For Cartarescu, reality is truly unhinged from itself. Scientific truths are truth until they are not (for the truth of this, one can also refer to the life of Copernicus…). As much as Cartarescu’s “grey” Bucharest, “the saddest city in the world” draws Kafka for its bureaucratic hellishness, one cannot ignore the colorful efflorescence of Cartarescu’s world (Cartarescu sees himself as a Gregor Samsa of sorts: “I was an innocent, velvet butterfly with feathered antennae and plush white wings, immaculate, bound inside the dense horror of a spider’s web”). As much as fear and pain are essential aspects to human being, beauty itself continually pries itself out of the bureaucracy of our ontology. The world is not “darkness” but a “baffling flutter of light and shadows”, and it is this beauty, as with the torture of being, that Cartarescu is impelled to project from “the infinite and infinitely stratified and infinitely glorious and infinitely demented citadel of my mind”. For Cartarescu, every moment is a “fork in the road”, and no aspect of reality is a dead end. As such, his work stands as both a repudiation and confirmation of Kant’s rigorously dry and absolutely open metaphysics. It is here that we also find the truth of Hegel’s co-opting of the Kantian critique, in commonality with Cartarescu.
In the truth of our divorce from the thing in itself, we find the absolute truth of our world: its inherent instability – that we ultimately know nothing of truth. For Hegel, truth is a process, and continually, in every moment, being uncovered, instantiated, and made true. Truth is dynamic, which Catherine Malabou has enshrined in her concept in “plasticity” in The Future of Hegel. In such a world, the future is perversely open-ended, in every possible direction: “to posit the future as ‘plasticity’ amounts to displacing the established definition of the future as a moment of time…’the future’, that which is ‘to come’, will not be restricted in meaning by the immediate”. Can there be a future where one plays a game of russian roulette with a gun loaded with a bullet in every chamber, and still live? One will have to read the first short story in Hegel’s reading of Kant, there is more than one future for such a game.
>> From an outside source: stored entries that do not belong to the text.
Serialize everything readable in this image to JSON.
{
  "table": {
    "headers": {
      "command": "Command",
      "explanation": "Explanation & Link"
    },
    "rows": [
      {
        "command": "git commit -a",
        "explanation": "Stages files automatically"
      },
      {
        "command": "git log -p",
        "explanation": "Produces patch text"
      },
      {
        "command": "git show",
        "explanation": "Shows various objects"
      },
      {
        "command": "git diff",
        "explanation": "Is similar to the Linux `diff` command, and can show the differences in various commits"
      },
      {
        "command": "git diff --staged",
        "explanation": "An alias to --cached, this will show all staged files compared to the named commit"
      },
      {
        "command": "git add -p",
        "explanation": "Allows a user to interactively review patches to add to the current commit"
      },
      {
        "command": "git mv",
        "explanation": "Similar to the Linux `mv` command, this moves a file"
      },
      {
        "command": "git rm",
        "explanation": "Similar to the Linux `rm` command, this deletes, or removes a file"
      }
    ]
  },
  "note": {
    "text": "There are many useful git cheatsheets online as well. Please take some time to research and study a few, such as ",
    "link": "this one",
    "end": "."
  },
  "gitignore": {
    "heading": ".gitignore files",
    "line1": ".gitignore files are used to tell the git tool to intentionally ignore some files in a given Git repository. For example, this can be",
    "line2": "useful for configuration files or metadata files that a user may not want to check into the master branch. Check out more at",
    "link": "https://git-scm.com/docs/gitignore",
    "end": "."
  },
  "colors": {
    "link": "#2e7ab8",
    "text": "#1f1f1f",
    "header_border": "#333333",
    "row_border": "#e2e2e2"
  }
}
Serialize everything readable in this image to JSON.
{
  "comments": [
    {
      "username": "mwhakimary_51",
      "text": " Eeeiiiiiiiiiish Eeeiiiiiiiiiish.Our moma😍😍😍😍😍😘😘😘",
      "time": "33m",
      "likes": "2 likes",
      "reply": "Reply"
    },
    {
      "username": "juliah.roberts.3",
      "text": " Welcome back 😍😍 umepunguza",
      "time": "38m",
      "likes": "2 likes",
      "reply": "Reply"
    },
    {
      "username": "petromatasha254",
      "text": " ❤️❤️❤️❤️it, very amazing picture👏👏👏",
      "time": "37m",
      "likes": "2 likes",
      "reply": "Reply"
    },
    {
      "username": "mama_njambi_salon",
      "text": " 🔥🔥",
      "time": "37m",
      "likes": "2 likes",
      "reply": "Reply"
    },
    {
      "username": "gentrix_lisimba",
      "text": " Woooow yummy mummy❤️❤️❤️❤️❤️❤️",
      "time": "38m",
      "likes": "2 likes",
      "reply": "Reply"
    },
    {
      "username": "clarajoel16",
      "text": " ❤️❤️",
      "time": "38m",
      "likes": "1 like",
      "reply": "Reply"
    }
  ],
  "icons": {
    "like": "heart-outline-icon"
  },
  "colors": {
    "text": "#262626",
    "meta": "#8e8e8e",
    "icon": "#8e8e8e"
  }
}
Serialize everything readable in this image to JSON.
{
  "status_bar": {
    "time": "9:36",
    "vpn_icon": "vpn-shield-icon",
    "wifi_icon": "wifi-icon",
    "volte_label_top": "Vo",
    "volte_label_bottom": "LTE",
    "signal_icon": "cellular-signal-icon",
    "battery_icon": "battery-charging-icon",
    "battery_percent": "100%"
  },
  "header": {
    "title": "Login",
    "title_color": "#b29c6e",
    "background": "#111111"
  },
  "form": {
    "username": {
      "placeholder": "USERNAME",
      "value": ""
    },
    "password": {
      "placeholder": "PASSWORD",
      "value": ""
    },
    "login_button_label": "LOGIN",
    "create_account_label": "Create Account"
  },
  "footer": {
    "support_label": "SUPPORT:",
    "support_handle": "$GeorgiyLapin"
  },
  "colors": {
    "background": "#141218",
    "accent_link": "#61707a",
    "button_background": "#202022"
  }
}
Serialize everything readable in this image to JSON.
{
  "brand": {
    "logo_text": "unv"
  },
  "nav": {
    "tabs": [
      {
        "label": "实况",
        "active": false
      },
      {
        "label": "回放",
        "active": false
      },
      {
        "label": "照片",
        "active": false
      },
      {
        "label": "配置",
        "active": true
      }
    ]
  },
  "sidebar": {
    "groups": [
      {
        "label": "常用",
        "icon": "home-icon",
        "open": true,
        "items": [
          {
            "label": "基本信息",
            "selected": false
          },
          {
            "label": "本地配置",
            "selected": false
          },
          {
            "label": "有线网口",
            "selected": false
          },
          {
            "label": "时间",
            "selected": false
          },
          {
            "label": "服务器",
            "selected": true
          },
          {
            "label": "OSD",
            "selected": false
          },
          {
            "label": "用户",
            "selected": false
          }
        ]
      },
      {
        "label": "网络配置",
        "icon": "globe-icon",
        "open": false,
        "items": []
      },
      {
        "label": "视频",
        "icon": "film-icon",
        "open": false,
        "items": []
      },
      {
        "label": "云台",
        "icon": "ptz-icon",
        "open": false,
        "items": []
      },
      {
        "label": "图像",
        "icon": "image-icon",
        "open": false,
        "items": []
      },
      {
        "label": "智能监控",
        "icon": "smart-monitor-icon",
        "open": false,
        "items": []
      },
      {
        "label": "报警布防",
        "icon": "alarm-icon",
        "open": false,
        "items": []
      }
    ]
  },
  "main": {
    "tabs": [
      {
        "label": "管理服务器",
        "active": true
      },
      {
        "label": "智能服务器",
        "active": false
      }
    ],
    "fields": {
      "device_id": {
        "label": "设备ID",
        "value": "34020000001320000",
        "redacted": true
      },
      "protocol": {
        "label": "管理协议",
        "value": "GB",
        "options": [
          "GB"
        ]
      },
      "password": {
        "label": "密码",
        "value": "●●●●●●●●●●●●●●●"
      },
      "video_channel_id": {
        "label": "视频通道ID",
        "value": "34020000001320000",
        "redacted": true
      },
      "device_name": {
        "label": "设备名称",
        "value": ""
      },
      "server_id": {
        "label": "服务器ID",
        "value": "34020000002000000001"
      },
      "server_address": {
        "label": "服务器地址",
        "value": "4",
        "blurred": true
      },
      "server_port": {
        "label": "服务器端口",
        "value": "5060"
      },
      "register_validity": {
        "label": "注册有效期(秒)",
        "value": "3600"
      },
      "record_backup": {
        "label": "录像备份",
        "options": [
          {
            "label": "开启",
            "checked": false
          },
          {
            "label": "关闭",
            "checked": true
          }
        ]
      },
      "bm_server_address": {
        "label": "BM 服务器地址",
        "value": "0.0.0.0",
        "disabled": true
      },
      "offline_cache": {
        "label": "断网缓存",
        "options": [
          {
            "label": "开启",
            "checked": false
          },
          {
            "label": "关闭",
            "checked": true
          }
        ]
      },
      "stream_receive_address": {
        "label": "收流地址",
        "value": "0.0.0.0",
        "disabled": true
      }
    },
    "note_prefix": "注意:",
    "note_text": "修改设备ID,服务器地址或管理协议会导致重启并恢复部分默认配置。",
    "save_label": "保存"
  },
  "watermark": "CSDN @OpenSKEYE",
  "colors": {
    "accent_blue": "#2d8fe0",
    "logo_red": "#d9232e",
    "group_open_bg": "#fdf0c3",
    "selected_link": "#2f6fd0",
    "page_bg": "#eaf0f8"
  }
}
Cartarescu’s work attempts to present a view of “life without the reality-validating mechanism,” or in other words, so doing, he presents a world that is perhaps “insane and misguided…[but] in the end it contains truths”. In a similarly perverse reading of Kant's first Critique, we also find an insane and unstable world – and yet though unstable, Kant’s world is still yet true – the work of Cartarescu serves to interrogate our post-Kantian world.